Linde, Hans-Martin

Klangbilder

Musical Paintings für ­Altblockflöte und Klavier

Rubrik: Noten
Verlag/Label: Schott, Mainz 2019
erschienen in: üben & musizieren 6/2019 , Seite 59

Hans-Martin Linde, dieser Name steht quasi synonym für neuzeitliche Blockflötenmusik und jeder ambitionierte Blockflötist hat zweifelsohne das eine oder andere Stück dieses Komponisten (*1930) gespielt oder zumindest im Notenschrank stehen. Mit dem kleinen Band Klangbilder kommen nun die drei 2016 entstandenen Stückchen Klangwege, Klangspuren und Nachklang für Altblockflöte und Klavier dazu – die wohl nicht jedermanns Geschmack treffen dürften.
Den dem Weihnachtsvorspiel der Musikschule lauschenden Großeltern dürften sie wahrscheinlich nur eingeschränkt entsprechen. Denn die drei kurzen Stückchen, die je etwa ein bis zwei Minuten dauern, sind – bis auf ein kurzes Gibbons-Zitat im dritten – komplett atonal angelegt, wild und recht konstant dissonant und greifen immer wieder auf moderne Spieltechniken zurück wie Flatterzunge, Zischen, Glissandi etc. Da sie den Ambitus der Altblockflöte vollständig ausloten, erklingen auch die einen oder an­deren schrillen Töne. Und auch rhythmisch bieten die Kompositionen wenig Orientierung für den Ersthörer: Mehrfach wechselnde Taktarten prägen alle drei Stücke; in den Klangspuren finden sich dazu noch spätestens nach jeweils drei bis vier Takten neue Tempoangaben, und auch die beiden anderen laufen nicht gleichmäßig durch.

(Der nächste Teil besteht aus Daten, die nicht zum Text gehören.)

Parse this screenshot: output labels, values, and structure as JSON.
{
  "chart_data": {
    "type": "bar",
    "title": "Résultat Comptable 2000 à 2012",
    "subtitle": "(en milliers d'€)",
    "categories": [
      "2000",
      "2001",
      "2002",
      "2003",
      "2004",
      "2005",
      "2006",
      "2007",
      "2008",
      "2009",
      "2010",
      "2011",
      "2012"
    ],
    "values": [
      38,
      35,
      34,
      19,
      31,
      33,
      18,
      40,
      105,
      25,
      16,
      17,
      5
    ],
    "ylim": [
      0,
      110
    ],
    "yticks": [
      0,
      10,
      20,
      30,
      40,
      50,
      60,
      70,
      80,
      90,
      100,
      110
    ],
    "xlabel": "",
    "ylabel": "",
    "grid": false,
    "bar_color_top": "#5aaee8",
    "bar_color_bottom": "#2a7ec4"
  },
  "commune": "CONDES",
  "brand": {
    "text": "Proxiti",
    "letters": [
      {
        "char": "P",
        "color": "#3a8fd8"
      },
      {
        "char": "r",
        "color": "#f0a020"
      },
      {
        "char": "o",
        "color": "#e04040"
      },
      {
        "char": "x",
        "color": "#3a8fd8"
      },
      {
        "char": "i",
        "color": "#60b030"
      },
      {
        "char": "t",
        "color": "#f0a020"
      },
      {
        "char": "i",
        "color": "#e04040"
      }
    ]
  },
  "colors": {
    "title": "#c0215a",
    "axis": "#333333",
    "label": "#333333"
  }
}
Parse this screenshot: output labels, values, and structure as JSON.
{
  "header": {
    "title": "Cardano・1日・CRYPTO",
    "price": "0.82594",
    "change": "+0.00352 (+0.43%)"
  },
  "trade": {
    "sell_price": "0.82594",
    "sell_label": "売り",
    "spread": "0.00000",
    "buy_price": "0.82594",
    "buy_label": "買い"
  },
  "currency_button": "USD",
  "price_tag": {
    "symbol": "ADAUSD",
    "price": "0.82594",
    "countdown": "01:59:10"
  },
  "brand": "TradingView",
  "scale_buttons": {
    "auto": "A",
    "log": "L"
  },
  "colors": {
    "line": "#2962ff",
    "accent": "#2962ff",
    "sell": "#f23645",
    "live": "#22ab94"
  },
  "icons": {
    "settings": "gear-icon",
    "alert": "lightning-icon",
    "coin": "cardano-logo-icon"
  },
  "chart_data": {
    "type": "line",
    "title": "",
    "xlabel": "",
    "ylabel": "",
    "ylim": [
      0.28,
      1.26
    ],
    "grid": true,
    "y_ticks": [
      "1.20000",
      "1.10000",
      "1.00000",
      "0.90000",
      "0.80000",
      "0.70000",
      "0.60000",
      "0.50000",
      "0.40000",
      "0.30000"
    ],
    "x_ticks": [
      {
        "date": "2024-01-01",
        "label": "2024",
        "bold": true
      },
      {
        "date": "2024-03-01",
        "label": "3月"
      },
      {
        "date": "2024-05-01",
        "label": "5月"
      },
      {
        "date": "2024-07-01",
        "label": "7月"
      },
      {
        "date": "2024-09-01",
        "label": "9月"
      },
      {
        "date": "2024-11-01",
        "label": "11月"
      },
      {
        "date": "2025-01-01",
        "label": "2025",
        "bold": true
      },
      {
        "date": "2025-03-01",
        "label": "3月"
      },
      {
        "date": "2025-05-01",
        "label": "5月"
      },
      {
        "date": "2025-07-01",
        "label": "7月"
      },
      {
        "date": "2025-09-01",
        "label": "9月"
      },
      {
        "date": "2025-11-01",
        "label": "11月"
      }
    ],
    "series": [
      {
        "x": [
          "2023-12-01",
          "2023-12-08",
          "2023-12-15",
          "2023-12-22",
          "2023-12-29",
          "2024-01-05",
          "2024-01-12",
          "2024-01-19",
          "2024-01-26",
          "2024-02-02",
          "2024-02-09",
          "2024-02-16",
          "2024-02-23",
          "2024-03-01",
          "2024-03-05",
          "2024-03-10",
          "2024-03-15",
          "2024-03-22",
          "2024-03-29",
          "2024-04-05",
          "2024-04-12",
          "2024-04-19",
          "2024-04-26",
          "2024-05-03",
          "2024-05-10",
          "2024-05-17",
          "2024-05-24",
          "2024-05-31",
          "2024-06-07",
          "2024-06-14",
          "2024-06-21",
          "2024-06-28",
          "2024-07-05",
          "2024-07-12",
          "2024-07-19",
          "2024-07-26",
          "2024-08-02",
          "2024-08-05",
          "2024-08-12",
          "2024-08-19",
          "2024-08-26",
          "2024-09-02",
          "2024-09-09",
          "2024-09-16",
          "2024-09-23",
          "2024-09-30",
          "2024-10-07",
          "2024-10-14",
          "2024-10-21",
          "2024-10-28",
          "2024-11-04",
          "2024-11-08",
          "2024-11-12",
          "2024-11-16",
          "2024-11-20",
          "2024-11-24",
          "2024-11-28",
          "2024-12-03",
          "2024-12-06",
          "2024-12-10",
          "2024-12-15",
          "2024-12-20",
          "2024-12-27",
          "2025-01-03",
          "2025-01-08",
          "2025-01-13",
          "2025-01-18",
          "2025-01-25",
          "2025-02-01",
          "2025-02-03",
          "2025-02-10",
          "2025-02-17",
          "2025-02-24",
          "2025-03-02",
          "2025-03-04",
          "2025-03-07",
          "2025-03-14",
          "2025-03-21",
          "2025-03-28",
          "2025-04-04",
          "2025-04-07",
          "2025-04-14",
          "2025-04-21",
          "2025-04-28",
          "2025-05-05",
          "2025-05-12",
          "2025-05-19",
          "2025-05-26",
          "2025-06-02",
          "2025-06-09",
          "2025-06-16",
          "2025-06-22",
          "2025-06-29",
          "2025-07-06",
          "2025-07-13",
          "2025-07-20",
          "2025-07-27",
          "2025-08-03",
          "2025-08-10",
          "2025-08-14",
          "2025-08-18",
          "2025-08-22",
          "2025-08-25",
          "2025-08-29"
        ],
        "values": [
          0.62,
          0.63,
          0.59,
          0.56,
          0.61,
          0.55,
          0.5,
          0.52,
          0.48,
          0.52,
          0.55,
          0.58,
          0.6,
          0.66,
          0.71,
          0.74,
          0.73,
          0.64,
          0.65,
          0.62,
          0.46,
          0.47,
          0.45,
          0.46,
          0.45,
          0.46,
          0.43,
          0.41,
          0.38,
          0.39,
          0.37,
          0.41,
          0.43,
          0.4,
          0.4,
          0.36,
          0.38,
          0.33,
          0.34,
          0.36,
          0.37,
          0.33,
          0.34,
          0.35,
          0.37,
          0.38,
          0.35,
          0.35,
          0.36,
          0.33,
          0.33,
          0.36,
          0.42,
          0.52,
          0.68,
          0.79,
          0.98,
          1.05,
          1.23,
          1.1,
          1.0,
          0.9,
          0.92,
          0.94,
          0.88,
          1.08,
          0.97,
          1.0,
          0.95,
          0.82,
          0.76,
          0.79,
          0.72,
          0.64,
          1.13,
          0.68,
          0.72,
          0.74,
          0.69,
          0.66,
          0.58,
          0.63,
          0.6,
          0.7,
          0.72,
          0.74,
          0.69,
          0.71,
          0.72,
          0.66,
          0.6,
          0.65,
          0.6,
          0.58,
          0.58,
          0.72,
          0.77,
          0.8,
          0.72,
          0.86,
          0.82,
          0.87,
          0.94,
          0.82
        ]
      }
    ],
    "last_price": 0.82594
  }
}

Insofern bleibt beim Hören erst einmal nichts, woran man sich festhalten kann – es sei denn, man lehnt sich entspannt zurück und genießt den Klang der Instrumente.
Für FlötistInnen dagegen bietet sich hier Gelegenheit, nicht nur die erwähnten Spieltechniken einzusetzen, sondern auch chromatische Töne zu spielen und das Rhythmusgefühl zu schulen: Wer in diesen Stücken nämlich nicht hundertprozentig rhythmussicher ist, hat schlechte Chancen, die jeweils nächste Fermate pünktlich zu erreichen; und sicher nicht gleichzeitig mit dem Klavier. Zum Glück sind der Fermaten jedoch reichlich, so- dass sich die SpielerInnen im Notfall immer wieder treffen können… Und, seien wir ehrlich: Vermutlich wird auch noch beim dritten Hören nicht auffallen, dass da etwas auseinanderklafft; dafür gibt es, wie gesagt, nicht genügend Orientierungspunkte.
Der technische Anspruch an den Flötisten ist durchaus hoch, und auch musikalisch verlangt Linde mit seinen ständig wechselnden Spielanweisungen einiges. Der Pianist sollte ebenfalls ein sehr gutes Rhythmusgefühl, aber vor allem auch flinke Finger und keine allzu kleinen Hände besitzen. Das Klavier hat jedoch eher begleitende Funktion und der Part ist technisch nicht übermäßig schwer, wenn man die rhythmischen Finessen einmal begriffen hat.
Aber auch hier gilt: Das Schwierigste an der Sache ist sicherlich, dieser so kleinteiligen Musik Atmosphäre zu verleihen – Klangbilder zu malen eben!